On 08/05/2013 11:01 AM, Susan wrote:
>
> --- In [email protected], Michael Jackson <mjackson74@...> wrote:
>> We have 4 nucler (NOO-kyuh-luhr) power plants here in SC with a total of 7 
>> reactors.
>>
>> They have been around so long we don't take much notice of them.
>>
>> Every now and then you might have to swerve your car real fast to avoid 
>> hitting an eight legged cow sized frog that comes out of the swamps nearby 
>> the reactor, but the nucler place generally pays your damages, so its no big 
>> deal.
>>
>> Barnwell Nuclear facility here in SC used to store waste for the entire 
>> country, now only for connecticut, new jersy, and SC itself.
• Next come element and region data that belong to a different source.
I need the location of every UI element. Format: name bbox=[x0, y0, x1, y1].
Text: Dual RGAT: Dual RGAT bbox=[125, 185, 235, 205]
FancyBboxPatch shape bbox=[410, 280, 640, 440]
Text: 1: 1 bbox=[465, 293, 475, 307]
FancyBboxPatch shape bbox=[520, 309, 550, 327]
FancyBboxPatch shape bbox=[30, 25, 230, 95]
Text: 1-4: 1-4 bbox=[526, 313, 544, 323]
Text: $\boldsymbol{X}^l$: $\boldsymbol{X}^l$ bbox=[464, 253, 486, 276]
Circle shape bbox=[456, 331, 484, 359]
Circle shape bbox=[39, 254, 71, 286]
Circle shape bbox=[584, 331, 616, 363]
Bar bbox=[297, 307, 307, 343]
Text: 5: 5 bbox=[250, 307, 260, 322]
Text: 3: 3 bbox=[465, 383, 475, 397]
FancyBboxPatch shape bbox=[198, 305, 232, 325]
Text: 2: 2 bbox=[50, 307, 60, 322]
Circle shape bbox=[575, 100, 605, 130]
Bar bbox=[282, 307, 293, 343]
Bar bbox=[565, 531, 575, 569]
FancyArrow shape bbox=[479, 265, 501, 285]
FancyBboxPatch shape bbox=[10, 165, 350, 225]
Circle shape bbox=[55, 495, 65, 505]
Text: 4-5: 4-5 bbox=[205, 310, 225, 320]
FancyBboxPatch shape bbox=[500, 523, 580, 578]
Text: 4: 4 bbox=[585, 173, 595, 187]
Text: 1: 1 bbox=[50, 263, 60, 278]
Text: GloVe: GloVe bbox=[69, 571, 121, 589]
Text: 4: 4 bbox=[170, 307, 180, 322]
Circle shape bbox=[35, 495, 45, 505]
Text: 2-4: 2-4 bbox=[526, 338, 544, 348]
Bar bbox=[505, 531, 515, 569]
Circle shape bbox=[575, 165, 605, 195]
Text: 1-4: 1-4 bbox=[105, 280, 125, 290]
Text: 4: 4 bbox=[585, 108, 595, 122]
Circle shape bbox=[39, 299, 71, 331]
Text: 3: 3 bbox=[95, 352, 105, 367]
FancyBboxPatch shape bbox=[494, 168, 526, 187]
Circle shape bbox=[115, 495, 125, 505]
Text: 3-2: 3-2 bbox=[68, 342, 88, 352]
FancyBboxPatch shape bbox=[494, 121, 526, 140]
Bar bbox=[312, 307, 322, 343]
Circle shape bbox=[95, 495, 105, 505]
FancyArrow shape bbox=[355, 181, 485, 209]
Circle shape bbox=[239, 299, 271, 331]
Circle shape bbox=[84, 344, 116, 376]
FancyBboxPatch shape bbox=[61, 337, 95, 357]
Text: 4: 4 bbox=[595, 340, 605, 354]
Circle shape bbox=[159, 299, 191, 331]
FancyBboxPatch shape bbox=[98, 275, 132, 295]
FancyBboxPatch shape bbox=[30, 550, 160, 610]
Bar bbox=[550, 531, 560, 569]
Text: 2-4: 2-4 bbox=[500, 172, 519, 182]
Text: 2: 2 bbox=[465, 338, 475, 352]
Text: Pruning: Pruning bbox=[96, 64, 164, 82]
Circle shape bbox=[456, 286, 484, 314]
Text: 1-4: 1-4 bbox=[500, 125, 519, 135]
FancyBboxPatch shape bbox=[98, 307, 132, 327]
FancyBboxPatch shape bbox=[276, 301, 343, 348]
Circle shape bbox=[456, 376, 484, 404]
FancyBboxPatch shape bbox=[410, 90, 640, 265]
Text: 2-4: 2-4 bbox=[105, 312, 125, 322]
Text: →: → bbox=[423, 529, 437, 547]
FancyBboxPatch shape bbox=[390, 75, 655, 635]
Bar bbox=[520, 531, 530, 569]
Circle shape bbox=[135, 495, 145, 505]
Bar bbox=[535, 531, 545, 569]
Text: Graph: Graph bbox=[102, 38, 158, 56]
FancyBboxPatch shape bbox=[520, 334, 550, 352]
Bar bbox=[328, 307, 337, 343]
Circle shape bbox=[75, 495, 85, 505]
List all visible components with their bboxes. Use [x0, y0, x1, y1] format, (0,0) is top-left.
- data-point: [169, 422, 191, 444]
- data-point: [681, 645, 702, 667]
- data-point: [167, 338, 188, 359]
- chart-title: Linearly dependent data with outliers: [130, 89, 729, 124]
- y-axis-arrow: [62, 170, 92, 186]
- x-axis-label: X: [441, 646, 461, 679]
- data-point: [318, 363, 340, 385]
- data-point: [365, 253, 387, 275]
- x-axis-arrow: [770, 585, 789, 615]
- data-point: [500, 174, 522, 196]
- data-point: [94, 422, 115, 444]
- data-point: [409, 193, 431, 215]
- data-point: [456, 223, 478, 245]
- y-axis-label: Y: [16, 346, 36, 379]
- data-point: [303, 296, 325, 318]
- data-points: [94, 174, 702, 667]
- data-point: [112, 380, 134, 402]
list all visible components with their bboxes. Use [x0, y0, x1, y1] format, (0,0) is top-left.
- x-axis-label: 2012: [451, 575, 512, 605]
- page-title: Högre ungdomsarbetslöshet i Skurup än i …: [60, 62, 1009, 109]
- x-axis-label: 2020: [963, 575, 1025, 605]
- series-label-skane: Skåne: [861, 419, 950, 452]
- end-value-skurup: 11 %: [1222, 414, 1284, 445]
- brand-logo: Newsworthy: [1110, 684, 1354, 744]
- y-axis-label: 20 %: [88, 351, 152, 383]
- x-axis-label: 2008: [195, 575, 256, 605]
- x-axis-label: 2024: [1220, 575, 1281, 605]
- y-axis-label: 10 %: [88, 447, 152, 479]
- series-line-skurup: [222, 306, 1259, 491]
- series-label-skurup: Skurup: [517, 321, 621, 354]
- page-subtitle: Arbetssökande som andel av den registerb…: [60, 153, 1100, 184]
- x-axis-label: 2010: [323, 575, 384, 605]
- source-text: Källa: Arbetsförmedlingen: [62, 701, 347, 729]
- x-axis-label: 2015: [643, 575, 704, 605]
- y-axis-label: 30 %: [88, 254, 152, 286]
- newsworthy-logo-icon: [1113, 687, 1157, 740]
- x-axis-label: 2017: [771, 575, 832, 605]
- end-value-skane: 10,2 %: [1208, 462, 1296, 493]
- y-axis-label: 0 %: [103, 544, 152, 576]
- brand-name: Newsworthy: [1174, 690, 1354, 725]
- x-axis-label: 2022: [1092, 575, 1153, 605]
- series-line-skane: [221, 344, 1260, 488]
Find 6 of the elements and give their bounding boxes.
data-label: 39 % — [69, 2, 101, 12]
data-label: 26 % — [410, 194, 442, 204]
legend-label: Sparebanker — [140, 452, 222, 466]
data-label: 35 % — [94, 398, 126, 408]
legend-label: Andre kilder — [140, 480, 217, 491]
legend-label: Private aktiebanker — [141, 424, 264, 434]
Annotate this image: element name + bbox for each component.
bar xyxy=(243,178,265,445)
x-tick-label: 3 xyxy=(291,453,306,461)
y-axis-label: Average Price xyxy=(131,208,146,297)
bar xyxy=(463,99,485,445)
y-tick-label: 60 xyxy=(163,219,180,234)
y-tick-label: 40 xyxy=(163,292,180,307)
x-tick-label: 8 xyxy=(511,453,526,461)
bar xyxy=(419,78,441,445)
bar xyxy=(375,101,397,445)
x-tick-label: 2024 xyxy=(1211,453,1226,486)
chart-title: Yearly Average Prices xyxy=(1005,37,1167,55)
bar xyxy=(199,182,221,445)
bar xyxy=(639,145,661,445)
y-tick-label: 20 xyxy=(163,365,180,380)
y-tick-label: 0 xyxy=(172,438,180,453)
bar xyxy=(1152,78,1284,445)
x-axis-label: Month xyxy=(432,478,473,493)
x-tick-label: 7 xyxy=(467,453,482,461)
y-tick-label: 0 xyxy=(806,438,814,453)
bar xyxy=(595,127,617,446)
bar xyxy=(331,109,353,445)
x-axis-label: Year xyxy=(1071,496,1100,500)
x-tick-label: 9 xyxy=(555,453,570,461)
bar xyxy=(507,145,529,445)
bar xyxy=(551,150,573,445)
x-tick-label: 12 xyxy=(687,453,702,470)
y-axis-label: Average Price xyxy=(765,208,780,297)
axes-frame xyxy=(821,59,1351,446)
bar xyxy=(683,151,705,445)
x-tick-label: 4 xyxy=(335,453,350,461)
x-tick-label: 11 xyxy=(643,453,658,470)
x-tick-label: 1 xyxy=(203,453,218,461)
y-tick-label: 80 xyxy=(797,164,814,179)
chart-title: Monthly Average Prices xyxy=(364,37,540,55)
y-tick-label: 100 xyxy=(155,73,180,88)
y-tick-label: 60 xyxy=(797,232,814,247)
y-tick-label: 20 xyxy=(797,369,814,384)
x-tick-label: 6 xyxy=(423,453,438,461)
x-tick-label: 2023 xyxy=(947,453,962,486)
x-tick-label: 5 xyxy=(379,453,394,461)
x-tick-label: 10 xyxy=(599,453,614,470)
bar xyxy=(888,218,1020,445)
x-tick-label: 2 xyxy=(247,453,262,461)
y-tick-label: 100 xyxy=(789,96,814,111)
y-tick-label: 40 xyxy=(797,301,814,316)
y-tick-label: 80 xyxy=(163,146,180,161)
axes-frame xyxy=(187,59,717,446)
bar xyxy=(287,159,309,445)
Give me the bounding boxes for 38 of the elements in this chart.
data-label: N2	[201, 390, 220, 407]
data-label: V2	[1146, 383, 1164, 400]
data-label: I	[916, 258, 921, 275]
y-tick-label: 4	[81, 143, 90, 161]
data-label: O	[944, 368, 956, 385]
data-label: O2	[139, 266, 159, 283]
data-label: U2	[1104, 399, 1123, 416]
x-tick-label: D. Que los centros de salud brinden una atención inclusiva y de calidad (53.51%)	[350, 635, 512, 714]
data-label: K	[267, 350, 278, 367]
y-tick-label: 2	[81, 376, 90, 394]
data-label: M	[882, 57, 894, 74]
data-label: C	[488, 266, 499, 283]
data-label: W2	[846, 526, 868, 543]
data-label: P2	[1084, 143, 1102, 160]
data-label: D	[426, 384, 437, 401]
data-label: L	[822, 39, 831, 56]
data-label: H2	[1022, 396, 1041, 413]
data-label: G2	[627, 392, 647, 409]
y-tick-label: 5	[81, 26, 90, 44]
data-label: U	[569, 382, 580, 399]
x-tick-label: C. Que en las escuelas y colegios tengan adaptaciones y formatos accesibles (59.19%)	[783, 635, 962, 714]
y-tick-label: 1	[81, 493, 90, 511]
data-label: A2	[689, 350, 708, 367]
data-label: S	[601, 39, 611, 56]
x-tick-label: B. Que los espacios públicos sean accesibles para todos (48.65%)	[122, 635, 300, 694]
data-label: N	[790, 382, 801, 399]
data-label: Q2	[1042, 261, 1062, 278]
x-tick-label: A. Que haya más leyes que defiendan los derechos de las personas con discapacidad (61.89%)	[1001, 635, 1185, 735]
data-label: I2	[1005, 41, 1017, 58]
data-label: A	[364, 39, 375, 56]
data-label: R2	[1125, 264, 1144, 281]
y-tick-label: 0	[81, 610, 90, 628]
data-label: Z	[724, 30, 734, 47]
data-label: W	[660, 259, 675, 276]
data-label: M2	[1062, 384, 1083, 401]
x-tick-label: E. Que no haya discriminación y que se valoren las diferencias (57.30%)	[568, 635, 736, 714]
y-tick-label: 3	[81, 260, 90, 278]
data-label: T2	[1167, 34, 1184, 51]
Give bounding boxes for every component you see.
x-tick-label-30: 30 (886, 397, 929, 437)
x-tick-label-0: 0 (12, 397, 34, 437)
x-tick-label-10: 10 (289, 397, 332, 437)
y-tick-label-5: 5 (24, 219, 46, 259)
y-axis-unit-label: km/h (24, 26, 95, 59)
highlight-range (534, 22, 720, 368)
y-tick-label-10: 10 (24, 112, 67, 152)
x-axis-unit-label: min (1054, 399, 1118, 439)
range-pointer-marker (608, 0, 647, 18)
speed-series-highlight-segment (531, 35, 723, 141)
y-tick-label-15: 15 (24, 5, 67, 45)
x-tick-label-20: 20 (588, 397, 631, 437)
Most of the 
>> rest goes to Hanford.
>>
>>
>>
>>
>> ________________________________
>>   From: Bhairitu <noozguru@...>
>> To: [email protected]
>> Sent: Monday, August 5, 2013 12:14 PM
>> Subject: Re: [FairfieldLife] For Rick and others: Pro nuclear power 
>> documentary
>>   
>>
>>
>> Â
>> On 08/04/2013 08:18 PM, Susan wrote:
>>> I just saw Pandora's Promise, by Robert Stone, an environmentalist who has 
>>> in the past been active in anti-nuclear energy protests.  He got convinced 
>>> otherwise and has made this docu.  It features info and also interviews 
>>> with several environmentalists who have educated themselves and changed 
>>> their minds about nuclear energy.  Stuart Brand (Whole Earth catalogue) is 
>>> one and so is Mark Lynas, who wrote the book Six Degrees in 2007.  I have 
>>> mentioned that book here several times - terrific and accessible read about 
>>> climate change.  Lynas was anti nuclear for years - and now changed his 
>>> mind.  A worthwhile movie to see - and while I am not at all an expert on 
>>> nuclear power, it made a really good case for the positives.  It also seems 
>>> that there is a type of nuclear power (IFR) that produces waste that is 
>>> recyclable by the nuclear plant itself. The safeguards on these are also 
>>> incredible.
>>>
>>>
>> I grew up near the Hanford Nuclear Reservation which is now having a
>> terrible time with all the waste that facility generated. Nuclear energy
>> is NOT a very good idea.  And when you let profit hungry big
>> corporations run the show the problem gets worse.
>>
>> Right now the problems facing this world are from one thing: too large a
>> human population.  This needs to be addressed humanly through one child
>> programs etc.  We could probably survive and enjoy life with a much
>> lower supply of electrical energy and still keep a lot of the technology
>> we have today.  The problem is the every man for himself atmosphere that
>> laissez faire capitalism promotes.  That keeps excessive consumption
>> alive just so some bunch can keep making money.  How insane!
>>
> And can you actually imagine western nations enforcing a one child policy? 
> This is wishful thinking, even if a terrific solution.  On a long drive 
> recently I listened to Dan Brown's new novel, Inferno. Not a very well 
> written book. But......Plot spoiler alert from this point on:  The plot is 
> about a scientist and others who feel that they must do something drastic to 
> reduce earth's population or else we are going to be extinct due to damage to 
> the planet.  Via terrorist means, they plan to introduce into the atmosphere 
> a virus that renders about 1/3 of the people who breathe it infertile.
> In real life, there are apparently groups out there who are hoping for some 
> event or epidemic or something to reduce our numbers and save us from 
> ourselves.

OK, spoiler here....

but the UK Channel 4 TV series we chatted about here, "Utopia" was about 
that.  I even told some folks I was playing the first episode for to pay 
attention to the opening newscast, it lays out the whole thing.  Most 
people wouldn't pay that strict attention as they think that the 
newscast is just background sound.  BTW, HBO bought the rights to that 
series and is producing a US version which may well be watered down and 
probably not it the nice "scope" aspect ratio that the UK versions was 
shown.

I've wondered if a virus were produced to stop pregnancy and then 5 
years later an antidote found if people would still want to have 
children?  Let's face it, having children is more of a romantic or 
emotional thing except of course for "mistakes."   A friend and his wife 
just had their first child and probably only child.  He is in his 40s 
and was an only child.  I did the horoscope which showed nothing but 
weak planets (oh well, my horoscope is like that too). But I kept 
thinking, "poor kid, I sure wouldn't want to be born into this world the 
state it is in."

And I have other friends who have chosen not  to have children at all in 
spite of the fact that they are very bright people.  It's the religious 
fundamentalists who have still having large families obviously because 
their emotions drive them more than reason.

BTW, a few months back I found a copy of a Chinese newspaper delivered 
here and to all houses in the neighborhood.   The ad on the front page 
celebrated the single child policy.  Of course folks from China are 
coming over on tours to buy houses in the US.